What we were very thankful for yesterday was the chance to all be together all day, having quality family time, relaxing in each other’s company.  The boys in particular have found it difficult to adjust to Daddy’s new working hours and patterns so they relished the chance to spend four solid days with him.  Mr Pict actually has to go away with work for a week (Florida in December – sucks to be him) so this was a good ration of Daddy-Son time to store up their reserves for the week ahead.

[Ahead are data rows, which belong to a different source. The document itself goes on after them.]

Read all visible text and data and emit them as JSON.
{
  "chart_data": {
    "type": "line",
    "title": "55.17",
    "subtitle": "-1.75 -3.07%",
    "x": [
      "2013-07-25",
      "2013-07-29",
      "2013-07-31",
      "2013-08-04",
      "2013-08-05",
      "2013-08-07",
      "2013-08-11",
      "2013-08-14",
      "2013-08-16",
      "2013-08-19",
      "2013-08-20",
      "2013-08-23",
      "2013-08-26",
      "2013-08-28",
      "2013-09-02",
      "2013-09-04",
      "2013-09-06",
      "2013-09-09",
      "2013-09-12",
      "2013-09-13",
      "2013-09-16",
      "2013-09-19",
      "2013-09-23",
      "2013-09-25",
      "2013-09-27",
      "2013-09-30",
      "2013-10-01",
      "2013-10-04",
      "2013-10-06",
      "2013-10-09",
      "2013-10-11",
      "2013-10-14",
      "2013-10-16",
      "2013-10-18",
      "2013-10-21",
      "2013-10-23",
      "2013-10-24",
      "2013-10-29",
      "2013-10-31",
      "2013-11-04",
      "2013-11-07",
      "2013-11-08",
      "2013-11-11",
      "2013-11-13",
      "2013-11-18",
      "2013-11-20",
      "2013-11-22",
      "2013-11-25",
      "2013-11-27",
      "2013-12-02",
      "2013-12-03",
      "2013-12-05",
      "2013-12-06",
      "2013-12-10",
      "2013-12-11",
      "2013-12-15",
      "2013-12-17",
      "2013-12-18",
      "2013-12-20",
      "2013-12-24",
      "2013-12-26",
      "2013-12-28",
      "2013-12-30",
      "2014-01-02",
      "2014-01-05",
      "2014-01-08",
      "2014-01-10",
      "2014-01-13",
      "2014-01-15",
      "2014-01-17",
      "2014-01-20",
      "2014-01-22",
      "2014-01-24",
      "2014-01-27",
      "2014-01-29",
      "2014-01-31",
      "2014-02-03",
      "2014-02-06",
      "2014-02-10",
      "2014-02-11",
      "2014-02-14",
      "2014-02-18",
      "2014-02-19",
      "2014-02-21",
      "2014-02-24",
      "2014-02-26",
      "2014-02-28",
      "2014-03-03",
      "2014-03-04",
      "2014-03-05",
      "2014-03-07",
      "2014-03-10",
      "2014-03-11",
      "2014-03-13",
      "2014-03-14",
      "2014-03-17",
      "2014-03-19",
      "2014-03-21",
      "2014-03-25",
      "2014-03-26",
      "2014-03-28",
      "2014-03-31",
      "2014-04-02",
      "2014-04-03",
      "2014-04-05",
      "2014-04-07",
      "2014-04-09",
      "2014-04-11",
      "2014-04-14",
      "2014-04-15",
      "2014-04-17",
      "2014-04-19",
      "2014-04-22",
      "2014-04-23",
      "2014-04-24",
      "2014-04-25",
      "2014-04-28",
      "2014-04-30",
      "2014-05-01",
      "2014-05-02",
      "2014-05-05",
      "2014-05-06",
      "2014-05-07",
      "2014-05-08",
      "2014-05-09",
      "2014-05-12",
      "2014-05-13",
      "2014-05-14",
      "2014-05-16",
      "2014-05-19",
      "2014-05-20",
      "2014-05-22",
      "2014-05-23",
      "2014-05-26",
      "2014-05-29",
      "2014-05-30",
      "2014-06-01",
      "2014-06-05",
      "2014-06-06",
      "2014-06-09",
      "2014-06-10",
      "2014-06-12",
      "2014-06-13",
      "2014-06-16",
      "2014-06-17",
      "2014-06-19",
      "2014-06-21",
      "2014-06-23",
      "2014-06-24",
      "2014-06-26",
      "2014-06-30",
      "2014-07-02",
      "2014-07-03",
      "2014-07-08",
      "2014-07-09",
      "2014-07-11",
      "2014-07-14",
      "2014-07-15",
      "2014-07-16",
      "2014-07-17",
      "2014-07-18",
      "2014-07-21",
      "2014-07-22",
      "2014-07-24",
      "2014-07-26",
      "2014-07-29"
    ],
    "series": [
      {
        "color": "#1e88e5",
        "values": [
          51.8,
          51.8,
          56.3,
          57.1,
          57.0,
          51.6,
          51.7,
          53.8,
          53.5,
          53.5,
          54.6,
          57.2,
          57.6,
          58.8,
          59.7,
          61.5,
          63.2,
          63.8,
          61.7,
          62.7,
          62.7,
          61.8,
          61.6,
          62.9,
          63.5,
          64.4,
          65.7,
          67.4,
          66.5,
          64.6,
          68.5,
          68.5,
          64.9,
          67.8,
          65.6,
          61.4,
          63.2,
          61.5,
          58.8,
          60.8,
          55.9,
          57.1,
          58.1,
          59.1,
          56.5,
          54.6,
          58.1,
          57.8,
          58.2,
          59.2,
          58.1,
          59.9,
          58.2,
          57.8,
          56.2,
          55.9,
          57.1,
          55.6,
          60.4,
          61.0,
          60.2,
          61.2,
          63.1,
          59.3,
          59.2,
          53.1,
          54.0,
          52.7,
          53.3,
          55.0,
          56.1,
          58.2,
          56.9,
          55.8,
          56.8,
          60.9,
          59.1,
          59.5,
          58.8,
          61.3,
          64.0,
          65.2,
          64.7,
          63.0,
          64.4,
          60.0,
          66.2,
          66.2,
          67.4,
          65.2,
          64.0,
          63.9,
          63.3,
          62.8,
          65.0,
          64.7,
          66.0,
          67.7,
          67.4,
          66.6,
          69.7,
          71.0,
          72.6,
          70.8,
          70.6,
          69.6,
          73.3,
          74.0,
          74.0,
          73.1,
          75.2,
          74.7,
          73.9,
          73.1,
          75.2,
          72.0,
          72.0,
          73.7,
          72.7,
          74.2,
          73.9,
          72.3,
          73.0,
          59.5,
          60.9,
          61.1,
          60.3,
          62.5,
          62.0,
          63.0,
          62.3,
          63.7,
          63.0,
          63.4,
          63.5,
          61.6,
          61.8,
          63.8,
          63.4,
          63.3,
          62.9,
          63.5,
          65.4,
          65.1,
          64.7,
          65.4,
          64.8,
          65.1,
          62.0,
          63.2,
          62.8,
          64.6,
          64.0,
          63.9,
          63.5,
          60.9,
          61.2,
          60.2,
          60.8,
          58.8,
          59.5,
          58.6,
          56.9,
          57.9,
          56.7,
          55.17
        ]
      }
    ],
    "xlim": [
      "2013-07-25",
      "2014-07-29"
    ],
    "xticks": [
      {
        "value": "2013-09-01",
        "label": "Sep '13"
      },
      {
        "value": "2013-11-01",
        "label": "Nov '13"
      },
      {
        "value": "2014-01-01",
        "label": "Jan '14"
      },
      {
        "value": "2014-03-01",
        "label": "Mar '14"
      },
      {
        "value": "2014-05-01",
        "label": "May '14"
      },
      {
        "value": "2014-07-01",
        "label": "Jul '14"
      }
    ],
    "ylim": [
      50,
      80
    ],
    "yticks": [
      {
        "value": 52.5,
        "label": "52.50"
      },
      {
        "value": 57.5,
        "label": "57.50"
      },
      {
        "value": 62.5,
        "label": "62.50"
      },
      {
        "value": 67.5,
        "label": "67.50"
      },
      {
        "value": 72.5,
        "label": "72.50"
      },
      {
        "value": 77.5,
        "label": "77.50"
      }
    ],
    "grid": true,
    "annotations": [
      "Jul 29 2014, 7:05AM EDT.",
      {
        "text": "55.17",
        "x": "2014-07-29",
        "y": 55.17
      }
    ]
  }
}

Of course, a critical component of Thanksgiving is the food.  We decided to be very traditional this year so that the kids could experience an authentic American Thanksgiving dinner.  Centre stage obviously was the turkey.  We actually got the turkey for free from the supermarket.  Turkeys here are a loss leader at Thanksgiving, enticing people into the store to buy all the other bits and bobs they need.  Since I shop there anyway, it being my nearest supermarket, clocking up all the required loyalty points was simple.  I even have enough left over to get a dollar per gallon off car fuel.  So we had our freebie $25 turkey, mashed potato, sweet potato, broccoli, carrots, green bean casserole (my favourite), corn on the cob, corn bread and stuffing.  American stuffing is not like British stuffing.  Instead of having a sausage meat base, it is like moistened herby croutons.  It tastes nicer than it sounds.  Incidentally I don’t know that corn on the cob is a traditional side for Thanksgiving – though we usually do creamed corn – but you can never have enough corn on the cob at this time of year.



A Thanksgiving tradition that is new to me is sales shopping.  There has been a lot of controversy this year in the run up to the holidays regarding the number of shops opening on Thanksgiving itself, which not only means that frenzied bargain hunters leave their family to go and track down deals but also employees are coerced into giving up a holiday.  I am in support of holidays staying as holidays, especially a secular one such as this where everyone can enjoy some time off together, so the ethical part of me wanted to opt out of sales.  I would never actually go out to sales anyway.  I hate crowds almost to the point of being phobic and I don’t wish to do battle with ferocious people clamouring for things going cheap.  However, the frugal side of me won out against the ethical side and I did hop online to snag some deals on Christmas presents for the kids and a vacuum cleaner for me.  I am justifying this on the basis that we had to abandon so many possessions to relocate here that we now have to replace and stretching our budget as far as possible is obviously important.

I was very excited about Thanksgiving TV.  Apparently American Football is a thing on Thanksgiving so Mr Pict watched a bit of whatever game was on.  I don’t do sport – playing, spectating or viewing – so the TV I was looking forward to were the Charlie Brown and Muppets specials.  Charlie Brown did not disappoint.  The two episodes were sweet without being mawkish and the whole thing had a vintage charm.  One episode even mentioned John Alden and Priscilla Mullins which my boys enjoyed.  Family history is proving a good way to engage them in history.  The show I was really excited about – more than would be considered normal for an adult woman – was the Muppets special.  I have always loved the Muppets.  I still forget that they are puppets when I am watching them.  Sincerely, Miss Piggy was one of my icons growing up.  I have managed to emulate her feisty spiritedness but her femininity and glamour have always eluded me.  Unfortunately, the much anticipated Muppets Special was hugely disappointing.  Lady Gaga was supposedly the special guest but she dominated entirely rather than assuming a guest’s role.  As such, the Muppets, including stars Kermit and Piggy, were relegated to bit part players.  The whole thing became one long promotional music video (for music I dislike no less) and all the magic of the Muppets was lost.

So overall we very much enjoyed our first American Thanksgiving.